- Directed by: Jacques de Baroncelli
- Written by: André-Paul Antoine; Pierre Alexis Ponson du Terrail (novel); Léon Roth;
- Produced by: André Paulvé
- Starring: Pierre Brasseur; Sophie Desmarets; Lucien Nat;
- Cinematography: Léonce-Henri Burel; Giuseppe Caracciolo;
- Edited by: Claude Ibéria
- Music by: Renzo Rossellini
- Production companies: Films André Paulvé; Scalera Film;
- Distributed by: DisCina; Scalera Film;
- Release dates: 25 February 1948 (Italy); 23 April 1948 (France);
- Running time: 105 minutes
- Countries: France; Italy;
- Language: French

= The Revenge of Baccarat =

The Revenge of Baccarat (French: La revanche de Baccarat) is a 1948 French-Italian historical thriller film directed by Jacques de Baroncelli and starring Pierre Brasseur, Sophie Desmarets and Lucien Nat.
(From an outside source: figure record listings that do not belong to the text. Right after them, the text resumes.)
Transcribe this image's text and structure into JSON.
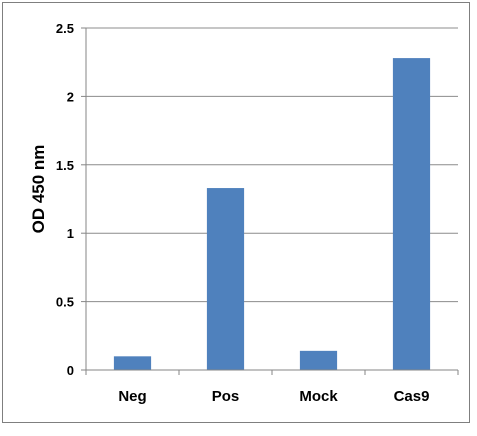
{
  "chart_data": {
    "type": "bar",
    "title": "",
    "xlabel": "",
    "ylabel": "OD 450 nm",
    "categories": [
      "Neg",
      "Pos",
      "Mock",
      "Cas9"
    ],
    "values": [
      0.1,
      1.33,
      0.14,
      2.28
    ],
    "ylim": [
      0,
      2.5
    ],
    "yticks": [
      0,
      0.5,
      1,
      1.5,
      2,
      2.5
    ],
    "ytick_labels": [
      "0",
      "0.5",
      "1",
      "1.5",
      "2",
      "2.5"
    ],
    "grid": true,
    "legend": "none",
    "colors": {
      "bar": "#4f81bd",
      "grid": "#8c8c8c",
      "axis": "#868686",
      "frame": "#7f7f7f"
    }
  }
}
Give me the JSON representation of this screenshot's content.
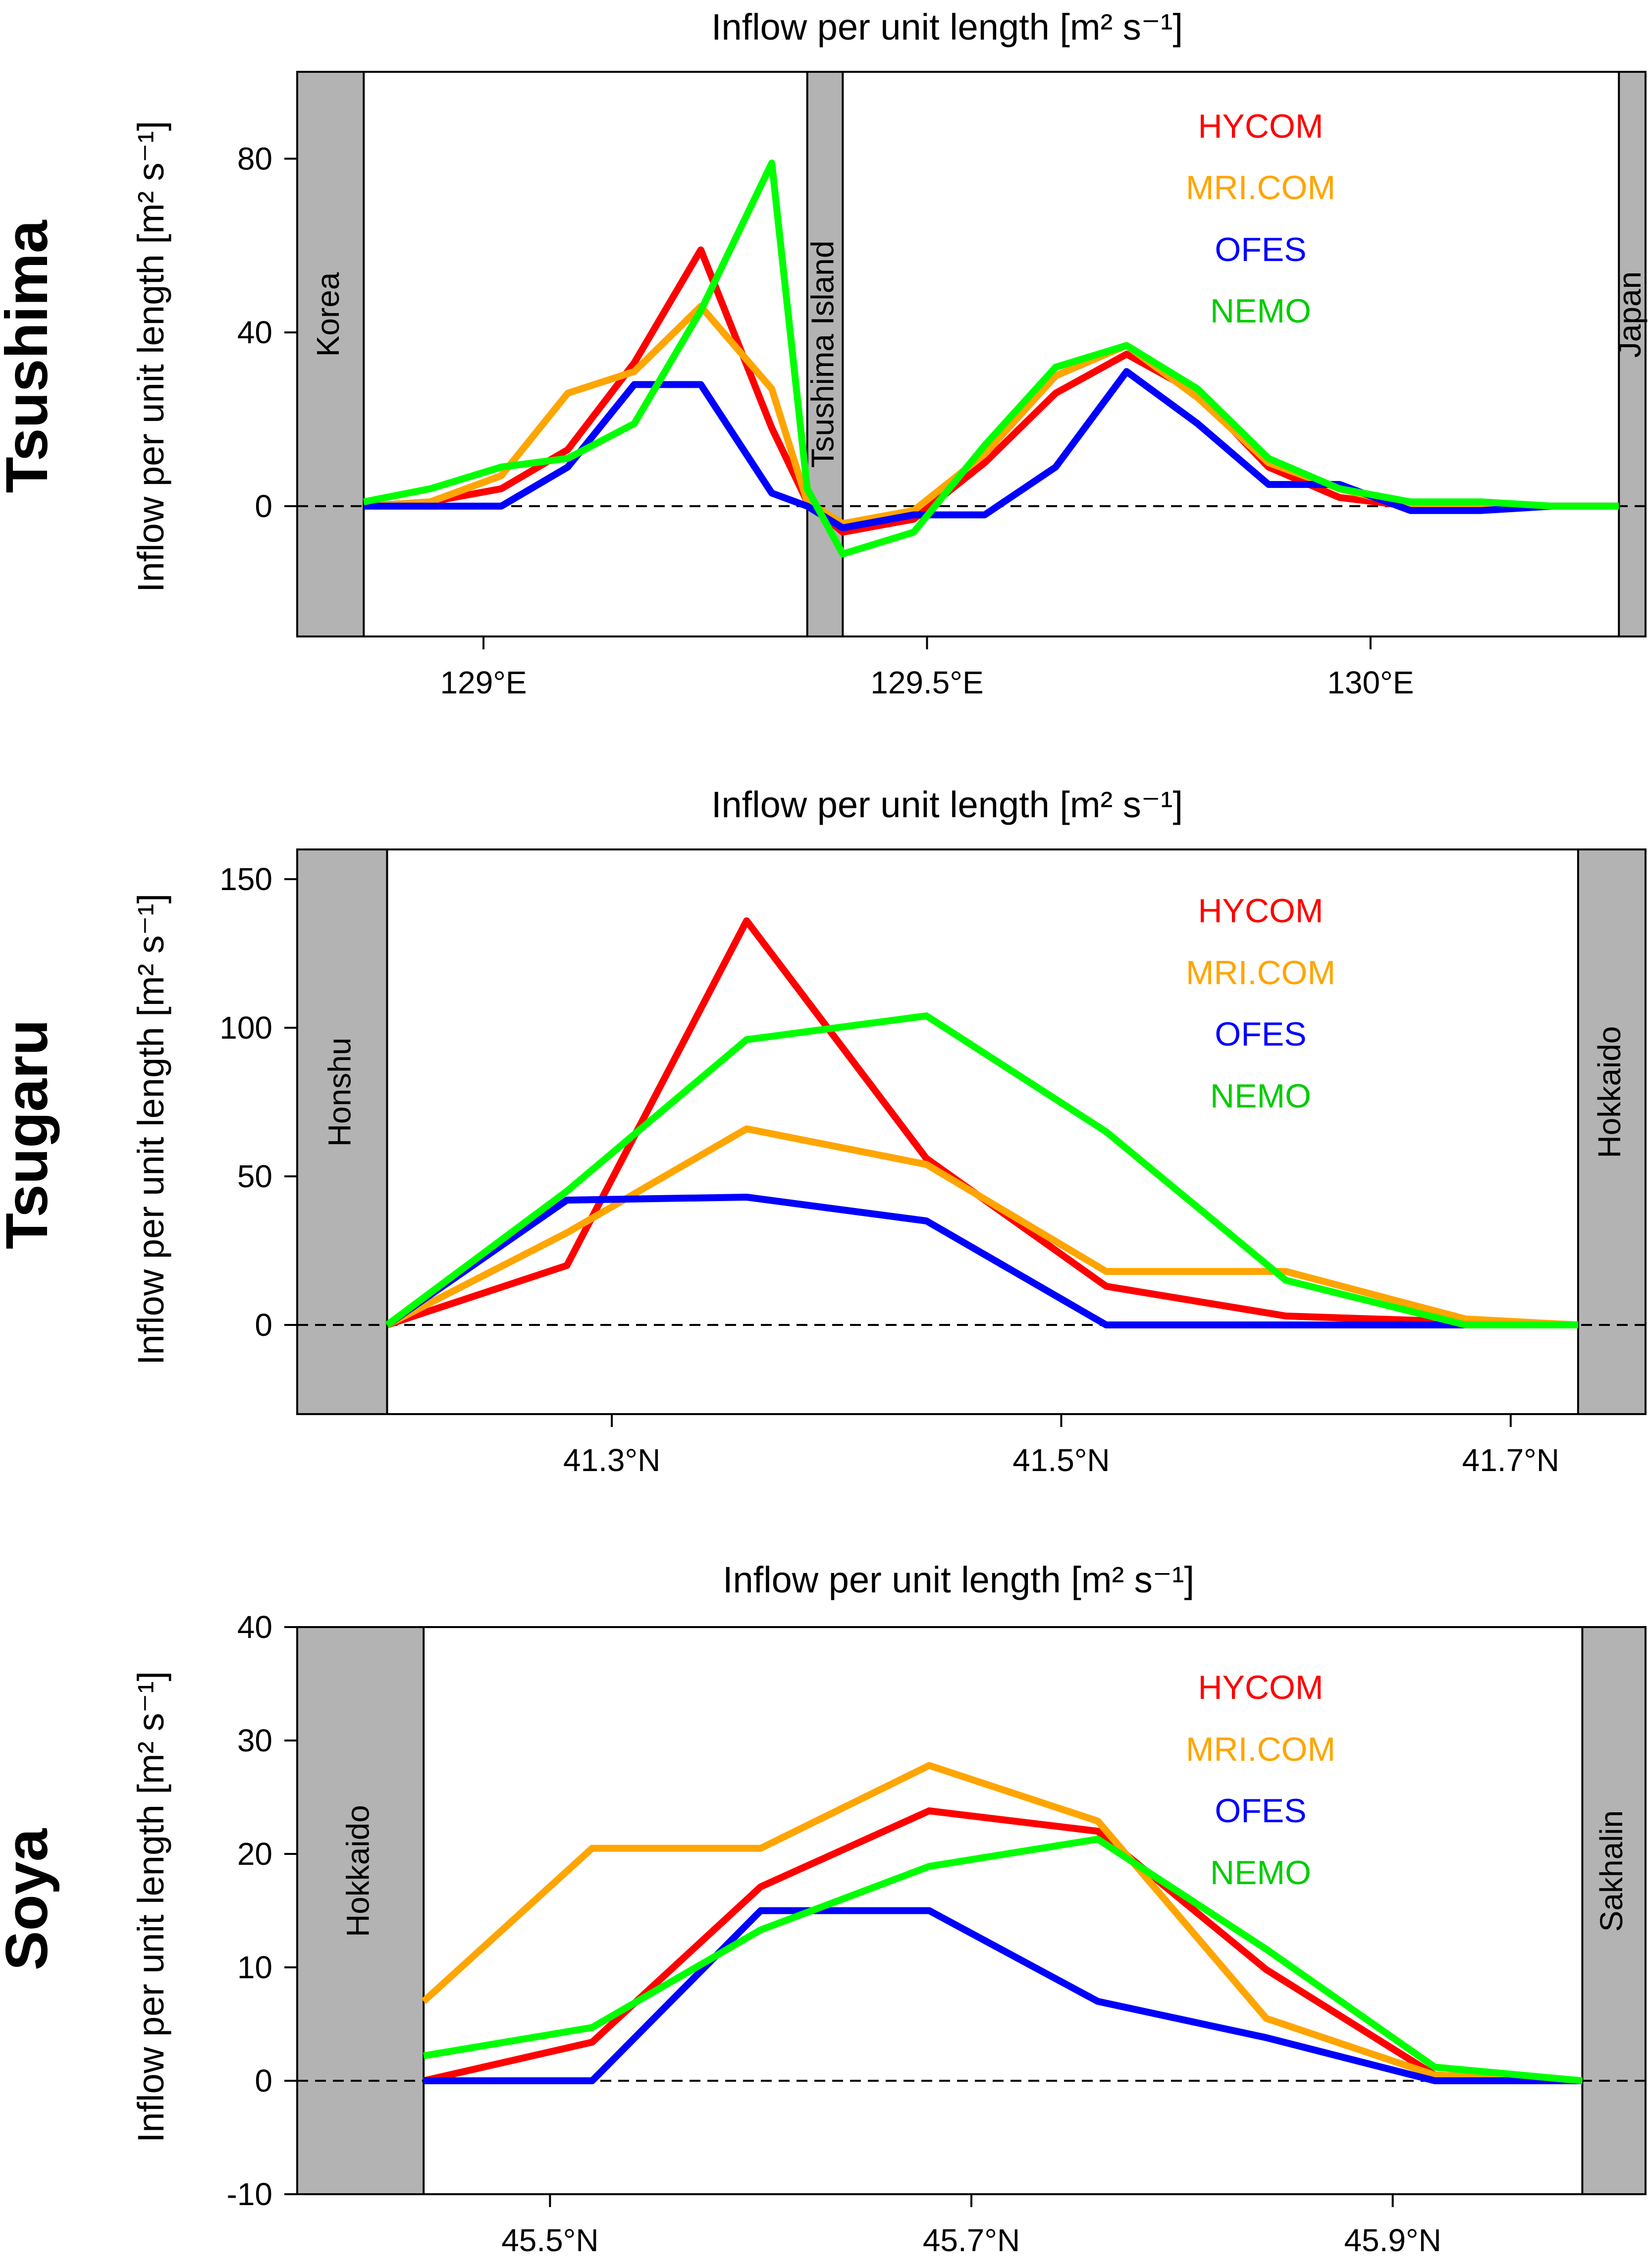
{
  "chart_data": [
    {
      "type": "line",
      "panel": "Tsushima",
      "title": "Inflow per unit length [m² s⁻¹]",
      "ylabel": "Inflow per unit length [m² s⁻¹]",
      "xlabel": "",
      "xlim": [
        128.79,
        130.31
      ],
      "ylim": [
        -30,
        100
      ],
      "yticks": [
        0,
        40,
        80
      ],
      "xticks": [
        129.0,
        129.5,
        130.0
      ],
      "xtick_labels": [
        "129°E",
        "129.5°E",
        "130°E"
      ],
      "land": [
        {
          "name": "Korea",
          "from": 128.79,
          "to": 128.865
        },
        {
          "name": "Tsushima Island",
          "from": 129.365,
          "to": 129.405
        },
        {
          "name": "Japan",
          "from": 130.28,
          "to": 130.31
        }
      ],
      "legend": [
        "HYCOM",
        "MRI.COM",
        "OFES",
        "NEMO"
      ],
      "series": [
        {
          "name": "HYCOM",
          "color": "#ff0000",
          "x": [
            128.865,
            128.94,
            129.02,
            129.095,
            129.17,
            129.245,
            129.325,
            129.365,
            129.405,
            129.485,
            129.565,
            129.645,
            129.725,
            129.805,
            129.885,
            129.965,
            130.045,
            130.125,
            130.205,
            130.28
          ],
          "y": [
            0,
            1,
            4,
            13,
            33,
            59,
            18,
            1,
            -6,
            -3,
            10,
            26,
            35,
            26,
            9,
            2,
            0,
            0,
            0,
            0
          ]
        },
        {
          "name": "MRI.COM",
          "color": "#ffa500",
          "x": [
            128.865,
            128.94,
            129.02,
            129.095,
            129.17,
            129.245,
            129.325,
            129.365,
            129.405,
            129.485,
            129.565,
            129.645,
            129.725,
            129.805,
            129.885,
            129.965,
            130.045,
            130.125,
            130.205,
            130.28
          ],
          "y": [
            0,
            1,
            7,
            26,
            31,
            46,
            27,
            1,
            -4,
            -1,
            12,
            30,
            37,
            25,
            10,
            4,
            0,
            0,
            0,
            0
          ]
        },
        {
          "name": "OFES",
          "color": "#0000ff",
          "x": [
            128.865,
            128.94,
            129.02,
            129.095,
            129.17,
            129.245,
            129.325,
            129.365,
            129.405,
            129.485,
            129.565,
            129.645,
            129.725,
            129.805,
            129.885,
            129.965,
            130.045,
            130.125,
            130.205,
            130.28
          ],
          "y": [
            0,
            0,
            0,
            9,
            28,
            28,
            3,
            0,
            -5,
            -2,
            -2,
            9,
            31,
            19,
            5,
            5,
            -1,
            -1,
            0,
            0
          ]
        },
        {
          "name": "NEMO",
          "color": "#00ff00",
          "x": [
            128.865,
            128.94,
            129.02,
            129.095,
            129.17,
            129.245,
            129.325,
            129.365,
            129.405,
            129.485,
            129.565,
            129.645,
            129.725,
            129.805,
            129.885,
            129.965,
            130.045,
            130.125,
            130.205,
            130.28
          ],
          "y": [
            1,
            4,
            9,
            11,
            19,
            45,
            79,
            4,
            -11,
            -6,
            14,
            32,
            37,
            27,
            11,
            4,
            1,
            1,
            0,
            0
          ]
        }
      ]
    },
    {
      "type": "line",
      "panel": "Tsugaru",
      "title": "Inflow per unit length [m² s⁻¹]",
      "ylabel": "Inflow per unit length [m² s⁻¹]",
      "xlabel": "",
      "xlim": [
        41.16,
        41.76
      ],
      "ylim": [
        -30,
        160
      ],
      "yticks": [
        0,
        50,
        100,
        150
      ],
      "xticks": [
        41.3,
        41.5,
        41.7
      ],
      "xtick_labels": [
        "41.3°N",
        "41.5°N",
        "41.7°N"
      ],
      "land": [
        {
          "name": "Honshu",
          "from": 41.16,
          "to": 41.2
        },
        {
          "name": "Hokkaido",
          "from": 41.73,
          "to": 41.76
        }
      ],
      "legend": [
        "HYCOM",
        "MRI.COM",
        "OFES",
        "NEMO"
      ],
      "series": [
        {
          "name": "HYCOM",
          "color": "#ff0000",
          "x": [
            41.2,
            41.28,
            41.36,
            41.44,
            41.52,
            41.6,
            41.68,
            41.73
          ],
          "y": [
            0,
            20,
            136,
            56,
            13,
            3,
            1,
            0
          ]
        },
        {
          "name": "MRI.COM",
          "color": "#ffa500",
          "x": [
            41.2,
            41.28,
            41.36,
            41.44,
            41.52,
            41.6,
            41.68,
            41.73
          ],
          "y": [
            0,
            31,
            66,
            54,
            18,
            18,
            2,
            0
          ]
        },
        {
          "name": "OFES",
          "color": "#0000ff",
          "x": [
            41.2,
            41.28,
            41.36,
            41.44,
            41.52,
            41.6,
            41.68,
            41.73
          ],
          "y": [
            0,
            42,
            43,
            35,
            0,
            0,
            0,
            0
          ]
        },
        {
          "name": "NEMO",
          "color": "#00ff00",
          "x": [
            41.2,
            41.28,
            41.36,
            41.44,
            41.52,
            41.6,
            41.68,
            41.73
          ],
          "y": [
            0,
            45,
            96,
            104,
            65,
            15,
            0,
            0
          ]
        }
      ]
    },
    {
      "type": "line",
      "panel": "Soya",
      "title": "Inflow per unit length [m² s⁻¹]",
      "ylabel": "Inflow per unit length [m² s⁻¹]",
      "xlabel": "",
      "xlim": [
        45.38,
        46.02
      ],
      "ylim": [
        -10,
        40
      ],
      "yticks": [
        -10,
        0,
        10,
        20,
        30,
        40
      ],
      "xticks": [
        45.5,
        45.7,
        45.9
      ],
      "xtick_labels": [
        "45.5°N",
        "45.7°N",
        "45.9°N"
      ],
      "land": [
        {
          "name": "Hokkaido",
          "from": 45.38,
          "to": 45.44
        },
        {
          "name": "Sakhalin",
          "from": 45.99,
          "to": 46.02
        }
      ],
      "legend": [
        "HYCOM",
        "MRI.COM",
        "OFES",
        "NEMO"
      ],
      "series": [
        {
          "name": "HYCOM",
          "color": "#ff0000",
          "x": [
            45.44,
            45.52,
            45.6,
            45.68,
            45.76,
            45.84,
            45.92,
            45.99
          ],
          "y": [
            0,
            3.4,
            17.1,
            23.8,
            22,
            9.8,
            0.5,
            0
          ]
        },
        {
          "name": "MRI.COM",
          "color": "#ffa500",
          "x": [
            45.44,
            45.52,
            45.6,
            45.68,
            45.76,
            45.84,
            45.92,
            45.99
          ],
          "y": [
            7,
            20.5,
            20.5,
            27.8,
            22.9,
            5.5,
            0.5,
            0
          ]
        },
        {
          "name": "OFES",
          "color": "#0000ff",
          "x": [
            45.44,
            45.52,
            45.6,
            45.68,
            45.76,
            45.84,
            45.92,
            45.99
          ],
          "y": [
            0,
            0,
            15,
            15,
            7,
            3.8,
            0,
            0
          ]
        },
        {
          "name": "NEMO",
          "color": "#00ff00",
          "x": [
            45.44,
            45.52,
            45.6,
            45.68,
            45.76,
            45.84,
            45.92,
            45.99
          ],
          "y": [
            2.2,
            4.7,
            13.3,
            18.9,
            21.3,
            11.6,
            1.2,
            0
          ]
        }
      ]
    }
  ]
}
It portrays the adventures of the popular character Rocambole. It was a sequel to the film Rocambole (1948). It was the director's final film of a lengthy career.

The film was shot at the Scalera Studios in Rome with sets designed by the art directors René Moulaert and Ottavio Scotti. The film's costume were designed by Marcel Escoffier.

==Main cast==
- Pierre Brasseur as Joseph Flippart dit 'Rocambole'
- Sophie Desmarets as La comtesse Artoff dite 'Baccarat'
- Lucien Nat as Andrea
- Robert Arnoux as Ventura
- Loredana as Carmen de Montevecchio
- Roland Armontel as Le comte Artoff
- Marcel Delaître as Le docteur Blanche / il dottore Blanche
- Carla Candiani as Fanny
- Vittorio Sanipoli as Arnaud, comte de Chamery
- Ernesto Sabbatini as Le marquis de Montevecchio
- Ginette Roy as Cerise

== Bibliography ==
- Dayna Oscherwitz & MaryEllen Higgins. The A to Z of French Cinema. Scarecrow Press, 2009.